Experimental pathology is the discipline that most explicitly uses modern research techniques to address important problems in human disease. The Pathology PhD program in the Molecular Basis of Disease is devoted to the training of practicing biomedical scientists: individuals who can use the scientific method to ask and answer testable questions about significant biomedical problems. The program emphasizes research skills and the and the intellectual skills needed to formulate hypotheses and critically evaluate research data and conclusions.

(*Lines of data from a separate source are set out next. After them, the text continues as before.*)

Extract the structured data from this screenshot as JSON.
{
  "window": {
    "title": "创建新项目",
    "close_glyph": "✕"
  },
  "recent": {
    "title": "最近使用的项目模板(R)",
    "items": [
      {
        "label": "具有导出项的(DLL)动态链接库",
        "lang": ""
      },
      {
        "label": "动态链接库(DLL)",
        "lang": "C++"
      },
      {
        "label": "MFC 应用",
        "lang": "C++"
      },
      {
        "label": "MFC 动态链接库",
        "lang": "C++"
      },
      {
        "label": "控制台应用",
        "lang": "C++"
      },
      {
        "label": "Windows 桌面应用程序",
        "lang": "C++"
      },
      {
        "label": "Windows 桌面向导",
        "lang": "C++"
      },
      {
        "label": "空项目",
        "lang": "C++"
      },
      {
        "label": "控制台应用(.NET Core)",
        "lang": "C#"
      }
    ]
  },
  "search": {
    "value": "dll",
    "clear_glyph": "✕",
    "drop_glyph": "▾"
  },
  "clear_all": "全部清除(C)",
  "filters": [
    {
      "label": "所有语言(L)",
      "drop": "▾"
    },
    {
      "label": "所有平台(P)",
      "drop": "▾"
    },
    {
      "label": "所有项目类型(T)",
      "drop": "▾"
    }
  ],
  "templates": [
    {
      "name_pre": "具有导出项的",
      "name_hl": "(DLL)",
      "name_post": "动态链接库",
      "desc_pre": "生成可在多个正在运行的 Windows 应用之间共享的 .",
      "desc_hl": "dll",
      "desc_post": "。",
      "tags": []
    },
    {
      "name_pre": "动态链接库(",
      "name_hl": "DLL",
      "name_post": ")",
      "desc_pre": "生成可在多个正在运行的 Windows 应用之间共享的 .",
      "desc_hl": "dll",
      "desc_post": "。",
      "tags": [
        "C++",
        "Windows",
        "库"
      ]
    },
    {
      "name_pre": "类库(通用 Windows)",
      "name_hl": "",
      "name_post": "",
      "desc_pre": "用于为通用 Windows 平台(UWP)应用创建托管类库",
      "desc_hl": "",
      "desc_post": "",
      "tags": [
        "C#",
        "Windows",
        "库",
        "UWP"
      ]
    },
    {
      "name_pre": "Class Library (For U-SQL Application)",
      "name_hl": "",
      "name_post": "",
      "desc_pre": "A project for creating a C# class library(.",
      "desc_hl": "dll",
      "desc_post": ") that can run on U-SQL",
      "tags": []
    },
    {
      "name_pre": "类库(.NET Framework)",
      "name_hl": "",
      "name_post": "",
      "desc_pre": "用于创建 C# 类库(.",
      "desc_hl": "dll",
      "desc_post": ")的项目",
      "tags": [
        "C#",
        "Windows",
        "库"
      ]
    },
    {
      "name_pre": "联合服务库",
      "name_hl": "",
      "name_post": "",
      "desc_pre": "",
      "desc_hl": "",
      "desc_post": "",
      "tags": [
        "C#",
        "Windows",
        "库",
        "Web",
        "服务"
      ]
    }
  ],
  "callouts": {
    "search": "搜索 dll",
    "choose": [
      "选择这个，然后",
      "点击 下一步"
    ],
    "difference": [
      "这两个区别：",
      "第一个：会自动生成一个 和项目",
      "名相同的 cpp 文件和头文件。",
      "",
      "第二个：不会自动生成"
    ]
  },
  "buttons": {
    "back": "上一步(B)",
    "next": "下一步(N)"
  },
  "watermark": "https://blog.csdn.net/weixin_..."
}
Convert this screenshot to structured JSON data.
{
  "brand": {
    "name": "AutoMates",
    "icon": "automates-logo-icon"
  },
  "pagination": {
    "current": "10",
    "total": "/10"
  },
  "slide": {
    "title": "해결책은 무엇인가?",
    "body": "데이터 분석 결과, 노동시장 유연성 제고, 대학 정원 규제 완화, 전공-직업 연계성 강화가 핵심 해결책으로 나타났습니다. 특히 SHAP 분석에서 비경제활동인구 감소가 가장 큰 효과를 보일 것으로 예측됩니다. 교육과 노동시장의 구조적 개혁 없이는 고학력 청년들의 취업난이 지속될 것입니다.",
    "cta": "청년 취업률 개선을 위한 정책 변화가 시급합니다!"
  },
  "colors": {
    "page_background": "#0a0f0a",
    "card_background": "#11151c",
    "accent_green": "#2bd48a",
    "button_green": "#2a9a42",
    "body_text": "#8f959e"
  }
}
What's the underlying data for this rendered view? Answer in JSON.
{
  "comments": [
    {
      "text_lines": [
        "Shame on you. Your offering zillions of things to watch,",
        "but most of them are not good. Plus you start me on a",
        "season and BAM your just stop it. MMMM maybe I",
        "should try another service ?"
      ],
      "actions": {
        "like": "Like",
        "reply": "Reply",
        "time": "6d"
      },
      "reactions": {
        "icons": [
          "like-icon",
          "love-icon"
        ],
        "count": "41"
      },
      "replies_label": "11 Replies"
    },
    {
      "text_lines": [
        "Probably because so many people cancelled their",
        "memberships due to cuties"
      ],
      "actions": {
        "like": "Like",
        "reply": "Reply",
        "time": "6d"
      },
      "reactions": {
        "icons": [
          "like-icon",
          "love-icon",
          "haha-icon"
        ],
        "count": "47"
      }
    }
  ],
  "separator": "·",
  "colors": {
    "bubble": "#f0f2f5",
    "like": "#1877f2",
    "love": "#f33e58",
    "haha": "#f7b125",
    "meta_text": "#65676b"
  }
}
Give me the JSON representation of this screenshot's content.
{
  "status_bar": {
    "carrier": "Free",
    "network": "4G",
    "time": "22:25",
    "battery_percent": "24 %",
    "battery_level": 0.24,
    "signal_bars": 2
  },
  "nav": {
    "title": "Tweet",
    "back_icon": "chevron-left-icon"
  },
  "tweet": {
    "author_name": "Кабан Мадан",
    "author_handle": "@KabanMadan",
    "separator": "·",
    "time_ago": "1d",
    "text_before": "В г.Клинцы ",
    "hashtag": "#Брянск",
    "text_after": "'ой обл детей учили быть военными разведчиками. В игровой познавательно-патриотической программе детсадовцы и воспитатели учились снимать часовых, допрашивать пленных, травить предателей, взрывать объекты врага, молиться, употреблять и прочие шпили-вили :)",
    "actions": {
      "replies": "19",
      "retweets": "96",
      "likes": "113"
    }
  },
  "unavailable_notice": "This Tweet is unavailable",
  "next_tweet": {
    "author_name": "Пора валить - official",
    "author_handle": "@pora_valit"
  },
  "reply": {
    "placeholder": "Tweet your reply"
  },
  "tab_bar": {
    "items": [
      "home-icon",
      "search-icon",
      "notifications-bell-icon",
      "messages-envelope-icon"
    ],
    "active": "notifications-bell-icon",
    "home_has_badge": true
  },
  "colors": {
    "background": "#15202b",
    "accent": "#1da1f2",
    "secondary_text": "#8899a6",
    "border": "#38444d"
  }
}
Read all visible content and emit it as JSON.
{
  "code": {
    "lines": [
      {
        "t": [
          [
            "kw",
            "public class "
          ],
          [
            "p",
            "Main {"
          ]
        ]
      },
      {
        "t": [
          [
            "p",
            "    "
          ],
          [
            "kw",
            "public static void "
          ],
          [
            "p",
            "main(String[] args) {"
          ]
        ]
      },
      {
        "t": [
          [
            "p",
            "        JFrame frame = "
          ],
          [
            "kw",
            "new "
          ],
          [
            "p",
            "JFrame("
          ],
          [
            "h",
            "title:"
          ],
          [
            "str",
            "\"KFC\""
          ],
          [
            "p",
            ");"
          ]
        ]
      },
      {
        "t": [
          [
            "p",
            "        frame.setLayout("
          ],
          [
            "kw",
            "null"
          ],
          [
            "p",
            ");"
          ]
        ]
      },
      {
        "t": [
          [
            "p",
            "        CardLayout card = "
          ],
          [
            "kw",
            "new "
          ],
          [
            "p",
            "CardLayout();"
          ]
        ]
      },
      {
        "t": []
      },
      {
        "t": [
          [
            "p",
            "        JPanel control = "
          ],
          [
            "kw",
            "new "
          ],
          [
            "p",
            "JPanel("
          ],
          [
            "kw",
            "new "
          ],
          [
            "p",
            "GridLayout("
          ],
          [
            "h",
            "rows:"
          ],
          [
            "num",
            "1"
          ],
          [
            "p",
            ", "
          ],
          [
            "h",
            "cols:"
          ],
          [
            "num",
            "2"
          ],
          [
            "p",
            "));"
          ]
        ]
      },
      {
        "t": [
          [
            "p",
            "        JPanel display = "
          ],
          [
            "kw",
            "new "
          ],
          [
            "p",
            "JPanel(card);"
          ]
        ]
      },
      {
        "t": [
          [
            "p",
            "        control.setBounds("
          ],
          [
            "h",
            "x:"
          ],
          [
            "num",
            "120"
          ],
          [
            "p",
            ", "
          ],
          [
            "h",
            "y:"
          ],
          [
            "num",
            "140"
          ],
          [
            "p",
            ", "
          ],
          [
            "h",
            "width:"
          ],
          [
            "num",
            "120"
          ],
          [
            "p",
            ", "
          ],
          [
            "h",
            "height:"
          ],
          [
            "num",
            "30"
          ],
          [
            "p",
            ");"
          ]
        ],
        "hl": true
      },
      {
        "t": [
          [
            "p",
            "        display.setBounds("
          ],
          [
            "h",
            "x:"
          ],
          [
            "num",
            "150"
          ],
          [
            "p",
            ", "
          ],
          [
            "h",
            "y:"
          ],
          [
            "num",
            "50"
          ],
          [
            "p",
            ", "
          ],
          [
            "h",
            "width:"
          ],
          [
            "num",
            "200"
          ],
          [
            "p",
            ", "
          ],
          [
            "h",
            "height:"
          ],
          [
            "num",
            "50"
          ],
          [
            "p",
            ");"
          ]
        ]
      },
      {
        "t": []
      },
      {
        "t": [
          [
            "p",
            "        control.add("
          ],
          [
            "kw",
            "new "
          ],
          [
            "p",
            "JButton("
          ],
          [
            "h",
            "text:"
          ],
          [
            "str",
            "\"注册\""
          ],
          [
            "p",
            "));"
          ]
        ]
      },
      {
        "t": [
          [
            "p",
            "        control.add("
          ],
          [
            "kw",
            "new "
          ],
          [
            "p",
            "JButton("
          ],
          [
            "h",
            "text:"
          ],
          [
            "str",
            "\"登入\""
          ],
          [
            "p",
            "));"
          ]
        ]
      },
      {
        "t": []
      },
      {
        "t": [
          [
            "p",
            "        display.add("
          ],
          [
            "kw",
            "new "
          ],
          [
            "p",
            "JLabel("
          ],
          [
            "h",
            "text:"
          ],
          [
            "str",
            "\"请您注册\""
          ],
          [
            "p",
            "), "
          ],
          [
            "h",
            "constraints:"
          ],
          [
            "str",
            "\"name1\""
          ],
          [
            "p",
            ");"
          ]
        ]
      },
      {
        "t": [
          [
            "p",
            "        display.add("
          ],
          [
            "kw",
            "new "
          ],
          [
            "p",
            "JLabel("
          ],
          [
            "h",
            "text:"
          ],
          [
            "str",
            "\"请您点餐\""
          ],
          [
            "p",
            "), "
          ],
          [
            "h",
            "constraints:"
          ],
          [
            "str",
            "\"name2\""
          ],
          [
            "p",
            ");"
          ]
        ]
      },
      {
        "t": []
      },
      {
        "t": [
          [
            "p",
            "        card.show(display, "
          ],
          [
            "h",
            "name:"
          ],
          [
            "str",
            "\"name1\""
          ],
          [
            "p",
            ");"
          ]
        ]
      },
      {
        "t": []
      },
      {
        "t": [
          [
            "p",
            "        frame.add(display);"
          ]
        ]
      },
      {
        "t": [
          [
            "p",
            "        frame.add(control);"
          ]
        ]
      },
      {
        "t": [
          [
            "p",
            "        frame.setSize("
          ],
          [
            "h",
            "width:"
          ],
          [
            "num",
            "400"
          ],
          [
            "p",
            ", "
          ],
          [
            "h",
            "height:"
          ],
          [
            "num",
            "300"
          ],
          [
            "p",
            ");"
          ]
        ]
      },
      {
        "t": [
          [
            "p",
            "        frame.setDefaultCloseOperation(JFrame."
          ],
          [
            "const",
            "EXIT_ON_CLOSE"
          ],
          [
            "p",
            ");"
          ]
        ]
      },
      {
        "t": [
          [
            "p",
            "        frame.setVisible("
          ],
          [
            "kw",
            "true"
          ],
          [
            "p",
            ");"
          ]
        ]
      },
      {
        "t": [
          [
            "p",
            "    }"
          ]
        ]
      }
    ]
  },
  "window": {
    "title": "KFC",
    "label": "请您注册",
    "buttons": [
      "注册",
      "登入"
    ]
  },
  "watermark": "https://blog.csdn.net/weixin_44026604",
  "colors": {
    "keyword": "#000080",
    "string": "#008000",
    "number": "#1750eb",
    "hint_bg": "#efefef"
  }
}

Pharmacology is the study of how cells and organisms interact with the
molecules they encounter in their environment. Historically, the science
of pharmacology derives from man's age-old quest to understand the powerful effects of ancient poisons, stimulants, and herbal medicines - the hemlock of Socrates, the wine of Rome, and the English foxglove. Modern research in pharmacology applies a range of experimental methods derived from clinical medicine, biophysics, biochemistry, molecular biology, and genetics. The faculty members in the Department of Pharmacology are involved in diverse areas of research with special emphasis on molecular pharmacology, cellular regulation, neuropharmacology, and environmental toxicology.
|Physiology & Biophysics
The graduate program in Physiology & Biophysics exposes students to a broad range of experimental and analytical skills required for a successful career in research and/or teaching. The research opportunities in the department are very broad, ranging from identification of key molecules in cell division to how decisions are formed and executed in the brain.